1.That audio clip that circulated on social media, what was that all about?
For starters, that audio clip should never have come out because I thought I was talking to a friend about a friend. It was a private conversation with someone I trusted but they decided to use it to blackmail me. I said what I said because I was frustrated and angered at that time of the conversation. The friend I was speaking to, called at a time when I had seen and heard a lot.
2.Why didn’t you tell Bobi Wine directly what was bothering you?
A lot has been happening between us for some time now. We have not been on talking terms and even some of his brothers know about it. It has been internal but since it went public, I also had to come out publicly. I sent him a voicenote of exactly what was in the leaked phone call but he did not get back to me.
To bring you up to speed, Bobi Wine was among the people who were supposed to welcome me back from the US last year. I kept updating him on where I had reached and while in Dubai, I lost contact and a certain guy known as Ali Mawale contacted me saying for anything I needed to tell Bobi, I had to go through him and vice versa. I felt that was disrespectful.
When I reached Entebbe, I did not find him anywhere, not even an explanation on why he wasn’t there.

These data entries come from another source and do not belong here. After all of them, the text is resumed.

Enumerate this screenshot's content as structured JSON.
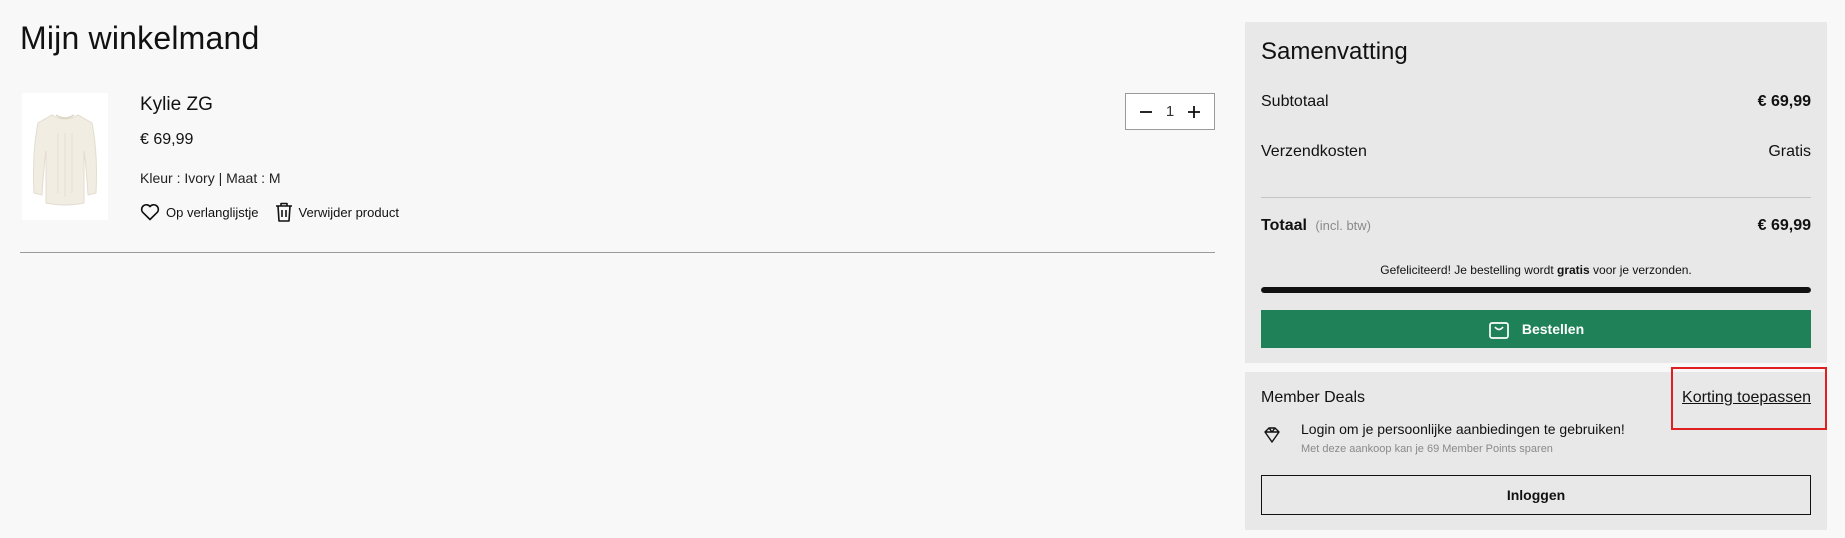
{
  "page": {
    "title": "Mijn winkelmand"
  },
  "cart": {
    "item": {
      "name": "Kylie ZG",
      "price": "€ 69,99",
      "attributes": "Kleur : Ivory |  Maat : M",
      "quantity": "1",
      "wishlist_label": "Op verlanglijstje",
      "remove_label": "Verwijder product",
      "image_icon": "ivory-knit-sweater"
    }
  },
  "summary": {
    "title": "Samenvatting",
    "subtotal_label": "Subtotaal",
    "subtotal_value": "€ 69,99",
    "shipping_label": "Verzendkosten",
    "shipping_value": "Gratis",
    "total_label": "Totaal",
    "total_note": "(incl. btw)",
    "total_value": "€ 69,99",
    "free_shipping_msg_pre": "Gefeliciteerd! Je bestelling wordt ",
    "free_shipping_msg_bold": "gratis",
    "free_shipping_msg_post": " voor je verzonden.",
    "free_shipping_progress": 1.0,
    "order_button": "Bestellen",
    "order_icon": "shopping-bag-icon",
    "accent_color": "#1f8158"
  },
  "deals": {
    "title": "Member Deals",
    "apply_discount_link": "Korting toepassen",
    "login_prompt": "Login om je persoonlijke aanbiedingen te gebruiken!",
    "points_note": "Met deze aankoop kan je 69 Member Points sparen",
    "login_button": "Inloggen",
    "deal_icon": "diamond-icon"
  }
}
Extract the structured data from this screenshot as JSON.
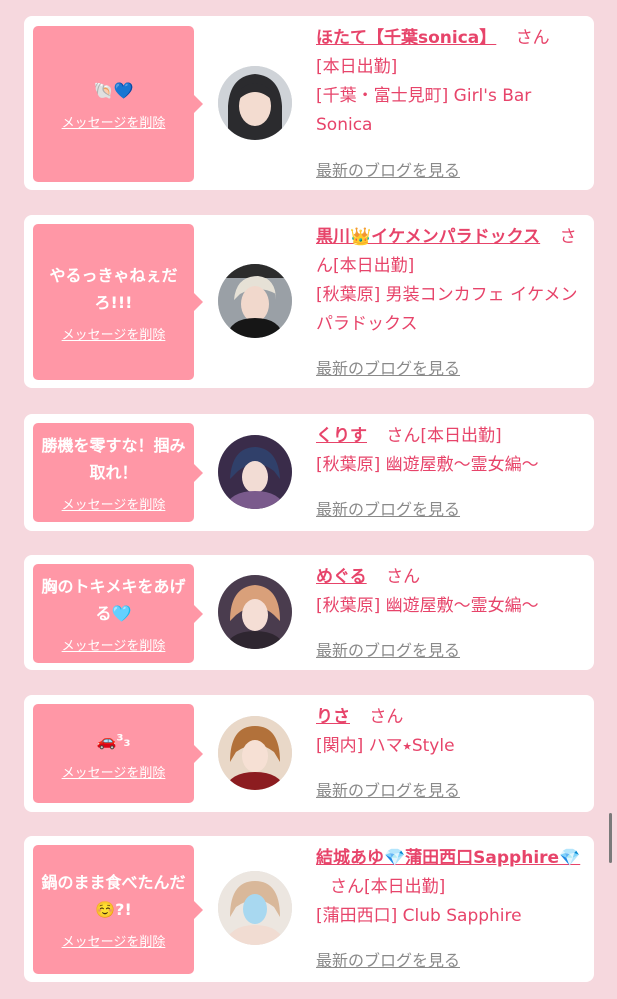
{
  "messages": [
    {
      "message": "🐚💙",
      "delete_label": "メッセージを削除",
      "name": "ほたて【千葉sonica】",
      "honorific": "さん",
      "status": "[本日出勤]",
      "location": "[千葉・富士見町] Girl's Bar Sonica",
      "blog_link": "最新のブログを見る",
      "avatar_icon": "profile-photo-icon"
    },
    {
      "message": "やるっきゃねぇだろ!!!",
      "delete_label": "メッセージを削除",
      "name": "黒川👑イケメンパラドックス",
      "honorific": "さん",
      "status": "[本日出勤]",
      "location": "[秋葉原] 男装コンカフェ イケメンパラドックス",
      "blog_link": "最新のブログを見る",
      "avatar_icon": "profile-photo-icon"
    },
    {
      "message": "勝機を零すな！掴み取れ！",
      "delete_label": "メッセージを削除",
      "name": "くりす",
      "honorific": "さん",
      "status": "[本日出勤]",
      "location": "[秋葉原] 幽遊屋敷〜霊女編〜",
      "blog_link": "最新のブログを見る",
      "avatar_icon": "profile-photo-icon"
    },
    {
      "message": "胸のトキメキをあげる🩵",
      "delete_label": "メッセージを削除",
      "name": "めぐる",
      "honorific": "さん",
      "status": "",
      "location": "[秋葉原] 幽遊屋敷〜霊女編〜",
      "blog_link": "最新のブログを見る",
      "avatar_icon": "profile-photo-icon"
    },
    {
      "message": "🚗³₃",
      "delete_label": "メッセージを削除",
      "name": "りさ",
      "honorific": "さん",
      "status": "",
      "location": "[関内] ハマ⭑Style",
      "blog_link": "最新のブログを見る",
      "avatar_icon": "profile-photo-icon"
    },
    {
      "message": "鍋のまま食べたんだ☺️?!",
      "delete_label": "メッセージを削除",
      "name": "結城あゆ💎蒲田西口Sapphire💎",
      "honorific": "さん",
      "status": "[本日出勤]",
      "location": "[蒲田西口] Club Sapphire",
      "blog_link": "最新のブログを見る",
      "avatar_icon": "profile-photo-icon"
    }
  ],
  "colors": {
    "background": "#f6d8de",
    "bubble": "#ff97a6",
    "accent": "#e7446a",
    "muted": "#8a8a8a"
  }
}
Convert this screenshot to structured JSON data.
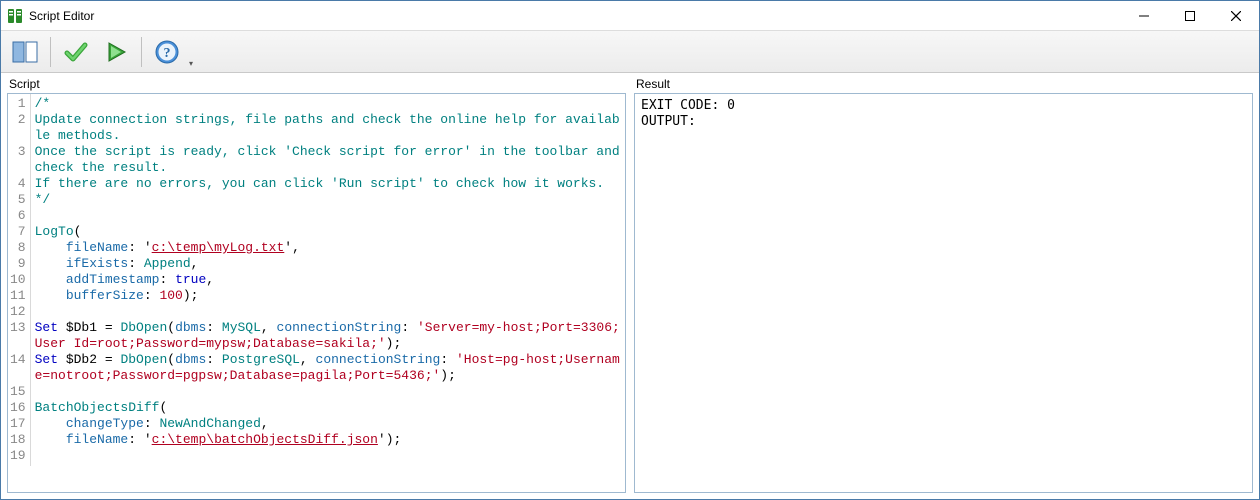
{
  "window": {
    "title": "Script Editor"
  },
  "toolbar": {
    "buttons": {
      "panels": "Toggle panels",
      "check": "Check script for error",
      "run": "Run script",
      "help": "Help"
    }
  },
  "panes": {
    "script_label": "Script",
    "result_label": "Result"
  },
  "result": {
    "exit_line": "EXIT CODE: 0",
    "output_line": "OUTPUT:"
  },
  "script": {
    "lines": [
      {
        "n": 1,
        "raw": "/*",
        "kind": "comment"
      },
      {
        "n": 2,
        "raw": "Update connection strings, file paths and check the online help for available methods.",
        "kind": "comment"
      },
      {
        "n": 3,
        "raw": "Once the script is ready, click 'Check script for error' in the toolbar and check the result.",
        "kind": "comment"
      },
      {
        "n": 4,
        "raw": "If there are no errors, you can click 'Run script' to check how it works.",
        "kind": "comment"
      },
      {
        "n": 5,
        "raw": "*/",
        "kind": "comment"
      },
      {
        "n": 6,
        "raw": "",
        "kind": "blank"
      },
      {
        "n": 7,
        "raw": "LogTo(",
        "kind": "code"
      },
      {
        "n": 8,
        "raw": "    fileName: 'c:\\temp\\myLog.txt',",
        "kind": "code"
      },
      {
        "n": 9,
        "raw": "    ifExists: Append,",
        "kind": "code"
      },
      {
        "n": 10,
        "raw": "    addTimestamp: true,",
        "kind": "code"
      },
      {
        "n": 11,
        "raw": "    bufferSize: 100);",
        "kind": "code"
      },
      {
        "n": 12,
        "raw": "",
        "kind": "blank"
      },
      {
        "n": 13,
        "raw": "Set $Db1 = DbOpen(dbms: MySQL, connectionString: 'Server=my-host;Port=3306;User Id=root;Password=mypsw;Database=sakila;');",
        "kind": "code"
      },
      {
        "n": 14,
        "raw": "Set $Db2 = DbOpen(dbms: PostgreSQL, connectionString: 'Host=pg-host;Username=notroot;Password=pgpsw;Database=pagila;Port=5436;');",
        "kind": "code"
      },
      {
        "n": 15,
        "raw": "",
        "kind": "blank"
      },
      {
        "n": 16,
        "raw": "BatchObjectsDiff(",
        "kind": "code"
      },
      {
        "n": 17,
        "raw": "    changeType: NewAndChanged,",
        "kind": "code"
      },
      {
        "n": 18,
        "raw": "    fileName: 'c:\\temp\\batchObjectsDiff.json');",
        "kind": "code"
      },
      {
        "n": 19,
        "raw": "",
        "kind": "blank"
      }
    ]
  }
}
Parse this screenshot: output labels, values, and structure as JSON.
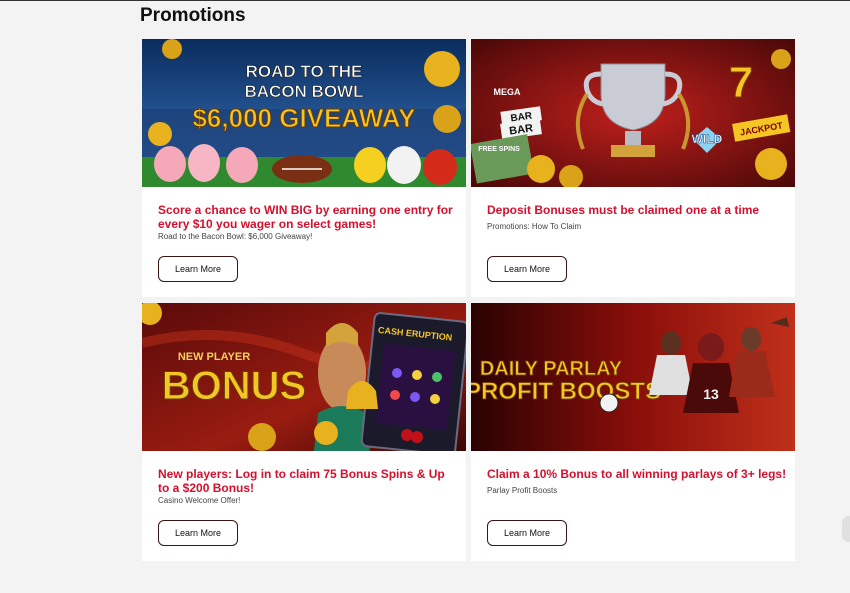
{
  "page": {
    "title": "Promotions"
  },
  "colors": {
    "accent": "#d4102d",
    "button_border": "#3b1414"
  },
  "cards": [
    {
      "banner_lines": [
        "ROAD TO THE",
        "BACON BOWL",
        "$6,000 GIVEAWAY"
      ],
      "headline": "Score a chance to WIN BIG by earning one entry for every $10 you wager on select games!",
      "subtitle": "Road to the Bacon Bowl: $6,000 Giveaway!",
      "button_label": "Learn More"
    },
    {
      "banner_lines": [
        "MEGA",
        "BAR",
        "BAR",
        "FREE SPINS",
        "WILD",
        "JACKPOT",
        "7"
      ],
      "headline": "Deposit Bonuses must be claimed one at a time",
      "subtitle": "Promotions: How To Claim",
      "button_label": "Learn More"
    },
    {
      "banner_lines": [
        "NEW PLAYER",
        "BONUS",
        "CASH ERUPTION"
      ],
      "headline": "New players: Log in to claim 75 Bonus Spins & Up to a $200 Bonus!",
      "subtitle": "Casino Welcome Offer!",
      "button_label": "Learn More"
    },
    {
      "banner_lines": [
        "DAILY PARLAY",
        "PROFIT BOOSTS",
        "13"
      ],
      "headline": "Claim a 10% Bonus to all winning parlays of 3+ legs!",
      "subtitle": "Parlay Profit Boosts",
      "button_label": "Learn More"
    }
  ]
}
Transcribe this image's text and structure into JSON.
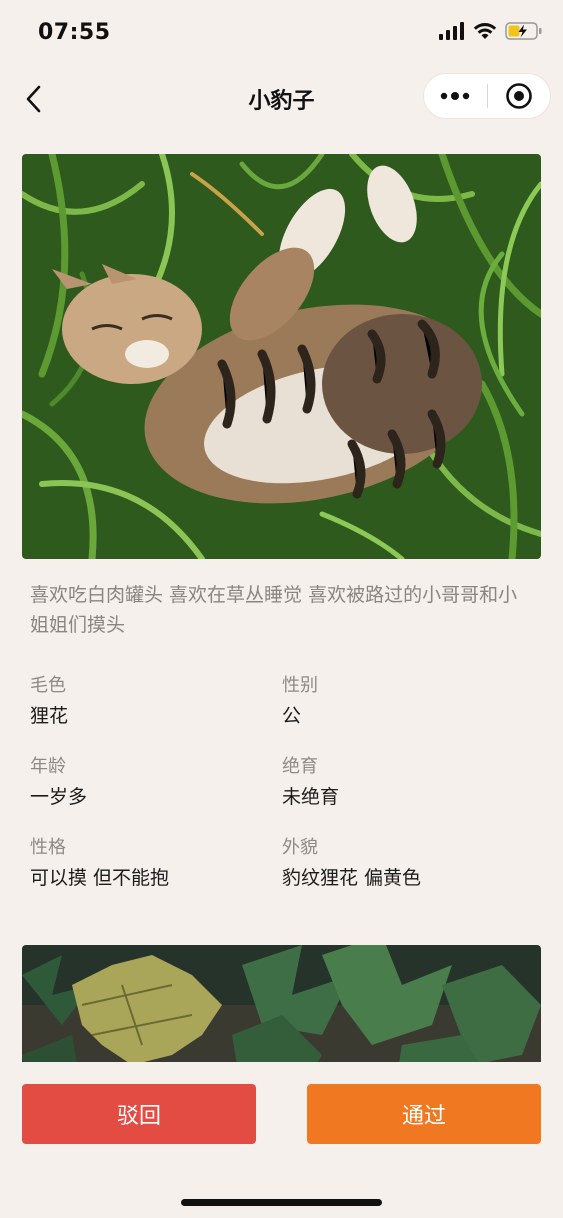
{
  "status_bar": {
    "time": "07:55",
    "icons": [
      "signal-icon",
      "wifi-icon",
      "battery-charging-icon"
    ]
  },
  "nav": {
    "title": "小豹子",
    "back_icon": "chevron-left-icon",
    "more_icon": "more-dots-icon",
    "close_icon": "target-close-icon"
  },
  "cat": {
    "description": "喜欢吃白肉罐头 喜欢在草丛睡觉 喜欢被路过的小哥哥和小姐姐们摸头",
    "photos": [
      {
        "subject": "tabby cat sleeping in grass"
      },
      {
        "subject": "green plant leaves"
      }
    ],
    "attributes": [
      {
        "label": "毛色",
        "value": "狸花"
      },
      {
        "label": "性别",
        "value": "公"
      },
      {
        "label": "年龄",
        "value": "一岁多"
      },
      {
        "label": "绝育",
        "value": "未绝育"
      },
      {
        "label": "性格",
        "value": "可以摸 但不能抱"
      },
      {
        "label": "外貌",
        "value": "豹纹狸花 偏黄色"
      }
    ]
  },
  "actions": {
    "reject_label": "驳回",
    "approve_label": "通过",
    "reject_color": "#e34c42",
    "approve_color": "#f07820"
  },
  "colors": {
    "background": "#f5f0ec",
    "secondary_text": "#8a8580"
  }
}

Bobi never communicated about my fans who were detained thereafter and all he did was send me a ‘welcome back’ message the next day. When I finally spoke to him about this, he said: “Battle it out as a man”, and then he switched me off.
3.Do you regret saying the things you said in the leaked audio clip?
When my manager Martin called and told me what was going to happen, I was ready for the consequences. On the contrary, I am happy that it came out because now everything has been set straight. Maybe God wanted it that way.
I was speaking to Bobi as an artiste; a musician who has failed to respect other artistes. One who has failed to recognise artistes in their capacity. It is because I am short tempered that I might have said what I should not have said.
4.Where does this leave your relationship with Bobi Wine?
I respect Bobi Wine and he knows it. He is my source of inspiration. As ghetto people, we always look out for those who have transpired and gain our strength from them. Bobi is such a person. I have two artistes I like in Uganda; Bobi and Chameleone. He is one of my heroes but that does not stop me from disagreeing with him on some occasions.
That said, I am not angry anymore. Bobi Wine is my brother and I can campaign for him, just like I can campaign for anyone else. I am an independent person whom you will see performing at an NRM gig, NUP gig, DP gig and others. I have friends from each political party because I believe in freedom of speech.
5.Some people are relating this to your visit to State House.
My going to State House is not a problem. In fact, Bobi Wine was one of the people I first told that I was going there and he told me to go but be careful as well.
After working for Museveni in 2011, I saw something wrong, did not get paid and I did not complain because I respect him.
It was hard because of the expenses mostly. I spent a lot. In the beginning, I was staying in a cheaper place but circumstances forced me to shift to a bigger and expensive place. I didn’t want to shame my brand and my country, so I opted to go to a high-end place where I was charged $5,000 per month. However, I was sometimes bailed out by a few friends.